Bob menyayangkan bahwa timbulnya polemik baru terkait sistem UMP akan menjadikan investor kembali ragu-ragu untuk berinvestasi di Indonesia. Padahal Indonesia punya peluang untuk memperkuat industri, yang pada gilirannya mendukung pertumbuhan ekonomi melalui kepastian hukum.
Sayangnya, hal ini tertunda lantaran kembali terjadi ketidakpastian dalam beberapa tahun terakhir, termasuk soal sistem pengupahan tersebut. Kasus yang kembali ulang setelah lebih dari 13 tahun.
Bob mengingat pada tahun 2011 silam polemik sistem pengupahan sampai terjadi kerusuhan dimana buruh melakukan penutupan jalan tol. "Padahal waktu itu Indonesia menjadi negara nomor satu tujuan investasi," ujar dia.
"Jadi beberapa kali kita miss opportunity hanya karena masalah upah minimum, dan sampai 13 tahun kalau kita nyekolahin anak 'udah SMP belum selesai'. Kita sampaikan kepada Menteri, kita kecewa. Tapi kita gak boleh berhenti berharap terhadap negara ini."
Adapun, pemerintah hingga saat ini masih mengkaji soal rencana penetapan upah minimum provinsi (UMP) untuk tahun 2025, sejalan dengan keputusan Mahkamah Konstitusi (MK) yang meminta penyesuaian upah pada akhir Oktober lalu.

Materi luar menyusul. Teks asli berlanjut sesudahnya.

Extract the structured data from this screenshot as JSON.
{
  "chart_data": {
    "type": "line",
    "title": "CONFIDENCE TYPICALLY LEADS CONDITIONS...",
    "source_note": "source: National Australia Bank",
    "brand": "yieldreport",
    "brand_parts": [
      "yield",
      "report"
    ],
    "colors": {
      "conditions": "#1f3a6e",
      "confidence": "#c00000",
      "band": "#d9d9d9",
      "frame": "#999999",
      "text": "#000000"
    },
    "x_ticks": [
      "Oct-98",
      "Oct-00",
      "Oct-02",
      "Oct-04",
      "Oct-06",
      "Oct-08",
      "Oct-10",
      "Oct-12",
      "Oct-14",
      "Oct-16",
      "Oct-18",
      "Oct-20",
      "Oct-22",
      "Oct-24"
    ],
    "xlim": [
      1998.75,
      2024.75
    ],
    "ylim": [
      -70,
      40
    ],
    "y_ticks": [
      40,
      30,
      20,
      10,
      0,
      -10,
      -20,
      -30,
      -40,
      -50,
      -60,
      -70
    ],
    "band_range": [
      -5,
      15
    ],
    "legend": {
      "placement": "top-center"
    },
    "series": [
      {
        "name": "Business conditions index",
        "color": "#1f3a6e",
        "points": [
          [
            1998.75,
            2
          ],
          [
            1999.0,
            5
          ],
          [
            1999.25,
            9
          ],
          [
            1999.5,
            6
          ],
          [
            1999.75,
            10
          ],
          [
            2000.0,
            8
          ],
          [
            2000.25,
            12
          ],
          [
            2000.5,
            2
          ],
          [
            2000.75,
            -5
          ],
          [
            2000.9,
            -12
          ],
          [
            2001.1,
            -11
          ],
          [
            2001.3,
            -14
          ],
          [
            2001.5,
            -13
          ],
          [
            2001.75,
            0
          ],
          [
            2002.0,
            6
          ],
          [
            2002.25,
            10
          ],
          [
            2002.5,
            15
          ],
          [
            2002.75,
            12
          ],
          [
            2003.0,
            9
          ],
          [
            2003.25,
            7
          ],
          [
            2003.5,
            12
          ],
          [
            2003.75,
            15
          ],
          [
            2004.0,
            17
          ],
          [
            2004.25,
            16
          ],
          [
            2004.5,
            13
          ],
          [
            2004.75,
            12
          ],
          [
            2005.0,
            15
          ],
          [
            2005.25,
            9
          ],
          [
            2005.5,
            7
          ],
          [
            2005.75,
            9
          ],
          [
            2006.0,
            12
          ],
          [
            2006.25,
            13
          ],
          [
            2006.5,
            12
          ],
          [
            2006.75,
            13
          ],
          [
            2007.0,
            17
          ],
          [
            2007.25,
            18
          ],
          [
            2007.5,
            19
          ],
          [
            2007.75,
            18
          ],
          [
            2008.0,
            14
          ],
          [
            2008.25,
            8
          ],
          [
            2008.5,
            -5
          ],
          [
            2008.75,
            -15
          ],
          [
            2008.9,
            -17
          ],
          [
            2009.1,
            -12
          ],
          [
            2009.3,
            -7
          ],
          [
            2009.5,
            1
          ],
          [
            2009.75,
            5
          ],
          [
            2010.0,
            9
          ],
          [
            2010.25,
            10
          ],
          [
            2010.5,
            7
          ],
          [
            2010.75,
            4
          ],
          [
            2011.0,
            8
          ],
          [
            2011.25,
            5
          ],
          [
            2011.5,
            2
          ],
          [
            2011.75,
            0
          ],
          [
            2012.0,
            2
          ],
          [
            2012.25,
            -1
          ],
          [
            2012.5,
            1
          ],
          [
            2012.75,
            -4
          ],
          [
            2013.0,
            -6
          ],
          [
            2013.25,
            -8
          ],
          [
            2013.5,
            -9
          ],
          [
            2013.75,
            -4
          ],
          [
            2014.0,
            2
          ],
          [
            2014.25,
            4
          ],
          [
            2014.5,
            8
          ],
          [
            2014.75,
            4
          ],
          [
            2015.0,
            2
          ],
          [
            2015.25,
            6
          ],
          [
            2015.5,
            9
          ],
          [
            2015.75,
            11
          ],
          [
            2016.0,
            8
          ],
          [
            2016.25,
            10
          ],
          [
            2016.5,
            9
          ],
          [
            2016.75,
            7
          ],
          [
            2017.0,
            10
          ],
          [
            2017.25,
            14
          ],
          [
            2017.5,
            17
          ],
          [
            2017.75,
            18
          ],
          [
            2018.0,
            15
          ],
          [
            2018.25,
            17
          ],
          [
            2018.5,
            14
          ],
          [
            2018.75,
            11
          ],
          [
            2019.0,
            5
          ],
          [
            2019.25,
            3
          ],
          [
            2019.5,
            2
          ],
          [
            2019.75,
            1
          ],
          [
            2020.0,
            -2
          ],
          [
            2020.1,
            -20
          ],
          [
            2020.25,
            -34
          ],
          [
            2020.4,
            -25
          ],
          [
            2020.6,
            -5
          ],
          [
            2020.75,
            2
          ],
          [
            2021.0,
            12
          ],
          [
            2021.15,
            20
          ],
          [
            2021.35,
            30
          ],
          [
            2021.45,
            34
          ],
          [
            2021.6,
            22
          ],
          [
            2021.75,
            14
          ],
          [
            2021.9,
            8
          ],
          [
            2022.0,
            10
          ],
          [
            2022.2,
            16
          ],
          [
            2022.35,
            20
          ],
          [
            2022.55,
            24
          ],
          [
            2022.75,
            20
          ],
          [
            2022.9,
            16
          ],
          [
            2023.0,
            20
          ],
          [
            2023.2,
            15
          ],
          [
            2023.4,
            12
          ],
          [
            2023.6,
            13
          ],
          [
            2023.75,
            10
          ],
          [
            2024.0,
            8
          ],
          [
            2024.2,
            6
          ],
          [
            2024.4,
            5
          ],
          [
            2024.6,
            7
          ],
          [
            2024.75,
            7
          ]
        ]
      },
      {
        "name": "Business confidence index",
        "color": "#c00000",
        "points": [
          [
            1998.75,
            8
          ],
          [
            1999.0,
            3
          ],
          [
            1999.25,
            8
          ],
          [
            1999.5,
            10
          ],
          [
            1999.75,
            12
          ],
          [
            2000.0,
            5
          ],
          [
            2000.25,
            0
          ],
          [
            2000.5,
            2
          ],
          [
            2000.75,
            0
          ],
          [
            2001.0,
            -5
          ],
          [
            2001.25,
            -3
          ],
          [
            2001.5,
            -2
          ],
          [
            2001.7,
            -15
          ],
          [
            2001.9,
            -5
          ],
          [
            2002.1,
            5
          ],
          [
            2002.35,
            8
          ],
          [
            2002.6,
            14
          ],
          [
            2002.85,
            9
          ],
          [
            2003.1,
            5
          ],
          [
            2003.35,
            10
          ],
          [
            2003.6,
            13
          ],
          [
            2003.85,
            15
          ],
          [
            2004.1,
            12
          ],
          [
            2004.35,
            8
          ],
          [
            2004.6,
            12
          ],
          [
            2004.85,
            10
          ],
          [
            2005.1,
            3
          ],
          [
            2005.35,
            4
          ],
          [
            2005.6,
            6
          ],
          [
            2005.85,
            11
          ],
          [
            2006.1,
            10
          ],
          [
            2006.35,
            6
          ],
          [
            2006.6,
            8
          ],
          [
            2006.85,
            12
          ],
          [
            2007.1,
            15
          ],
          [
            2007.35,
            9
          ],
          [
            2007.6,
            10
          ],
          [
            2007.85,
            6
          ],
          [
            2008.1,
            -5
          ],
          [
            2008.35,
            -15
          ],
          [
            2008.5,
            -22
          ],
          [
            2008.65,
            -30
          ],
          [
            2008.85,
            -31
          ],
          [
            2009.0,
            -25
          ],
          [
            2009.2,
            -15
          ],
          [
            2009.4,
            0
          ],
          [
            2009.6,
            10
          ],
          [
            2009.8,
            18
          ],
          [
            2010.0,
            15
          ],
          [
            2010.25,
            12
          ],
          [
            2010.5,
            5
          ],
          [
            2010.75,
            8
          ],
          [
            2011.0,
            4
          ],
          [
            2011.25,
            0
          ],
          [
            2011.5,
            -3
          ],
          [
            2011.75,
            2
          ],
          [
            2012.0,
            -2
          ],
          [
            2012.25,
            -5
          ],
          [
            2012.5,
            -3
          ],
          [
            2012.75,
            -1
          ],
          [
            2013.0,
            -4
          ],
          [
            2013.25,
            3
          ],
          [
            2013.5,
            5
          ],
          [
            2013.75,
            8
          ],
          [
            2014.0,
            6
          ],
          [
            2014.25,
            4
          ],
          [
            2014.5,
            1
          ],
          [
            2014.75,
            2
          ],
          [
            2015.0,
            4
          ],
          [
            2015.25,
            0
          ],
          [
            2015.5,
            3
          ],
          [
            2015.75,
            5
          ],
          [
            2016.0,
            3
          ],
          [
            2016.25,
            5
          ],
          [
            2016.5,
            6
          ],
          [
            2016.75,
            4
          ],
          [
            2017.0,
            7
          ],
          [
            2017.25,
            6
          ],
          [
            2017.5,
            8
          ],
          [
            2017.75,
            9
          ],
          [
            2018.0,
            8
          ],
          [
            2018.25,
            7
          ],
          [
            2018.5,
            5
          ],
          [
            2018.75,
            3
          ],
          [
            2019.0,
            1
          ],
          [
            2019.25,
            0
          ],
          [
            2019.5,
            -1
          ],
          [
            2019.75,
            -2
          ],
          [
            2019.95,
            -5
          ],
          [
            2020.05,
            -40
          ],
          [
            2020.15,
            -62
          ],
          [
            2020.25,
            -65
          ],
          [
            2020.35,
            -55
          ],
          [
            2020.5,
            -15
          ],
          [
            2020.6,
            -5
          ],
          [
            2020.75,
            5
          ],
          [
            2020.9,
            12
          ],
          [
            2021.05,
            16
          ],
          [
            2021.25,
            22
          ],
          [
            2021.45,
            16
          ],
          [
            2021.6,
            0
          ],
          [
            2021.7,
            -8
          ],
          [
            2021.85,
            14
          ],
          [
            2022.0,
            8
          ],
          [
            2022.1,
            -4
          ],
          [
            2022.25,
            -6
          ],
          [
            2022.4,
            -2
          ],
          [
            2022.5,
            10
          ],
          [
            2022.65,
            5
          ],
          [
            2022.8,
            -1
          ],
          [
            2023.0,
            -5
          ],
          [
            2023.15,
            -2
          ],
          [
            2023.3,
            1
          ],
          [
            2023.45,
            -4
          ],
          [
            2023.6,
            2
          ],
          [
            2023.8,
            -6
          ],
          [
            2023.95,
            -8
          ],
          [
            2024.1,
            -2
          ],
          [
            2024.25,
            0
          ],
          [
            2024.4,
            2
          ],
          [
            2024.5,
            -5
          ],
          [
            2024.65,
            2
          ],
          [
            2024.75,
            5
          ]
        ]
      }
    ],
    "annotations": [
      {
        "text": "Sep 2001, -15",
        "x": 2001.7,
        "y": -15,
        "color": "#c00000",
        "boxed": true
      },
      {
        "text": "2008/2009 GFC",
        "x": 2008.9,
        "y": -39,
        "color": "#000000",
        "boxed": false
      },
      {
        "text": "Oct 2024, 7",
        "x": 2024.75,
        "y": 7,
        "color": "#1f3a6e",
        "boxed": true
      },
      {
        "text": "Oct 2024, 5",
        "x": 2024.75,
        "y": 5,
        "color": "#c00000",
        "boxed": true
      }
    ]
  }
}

Keputusan tersebut berasal dari gugatan kalangan aliansi buruh meliputi FSPMI, KSPSI, KPBI, KSPI, dan juga Partai Buruh terhadap Undang-undang Cipta Kerja (UU Ciptaker).
Menaker Yassierli menargetkan penetapan upah minimum provinsi (UMP) akan disampaikan pada akhir bulan ini, atau selambatnya awal Desember, sambil menunggu arahan dari Presiden Prabowo Subianto.
"Kami targetnya Permenaker mengenai UMP diumumkan akhir bulan ini," ujar Yassierli kepada wartawan usai menemui Prabowo di Istana Negara, Senin (25/11/2024) kemarin.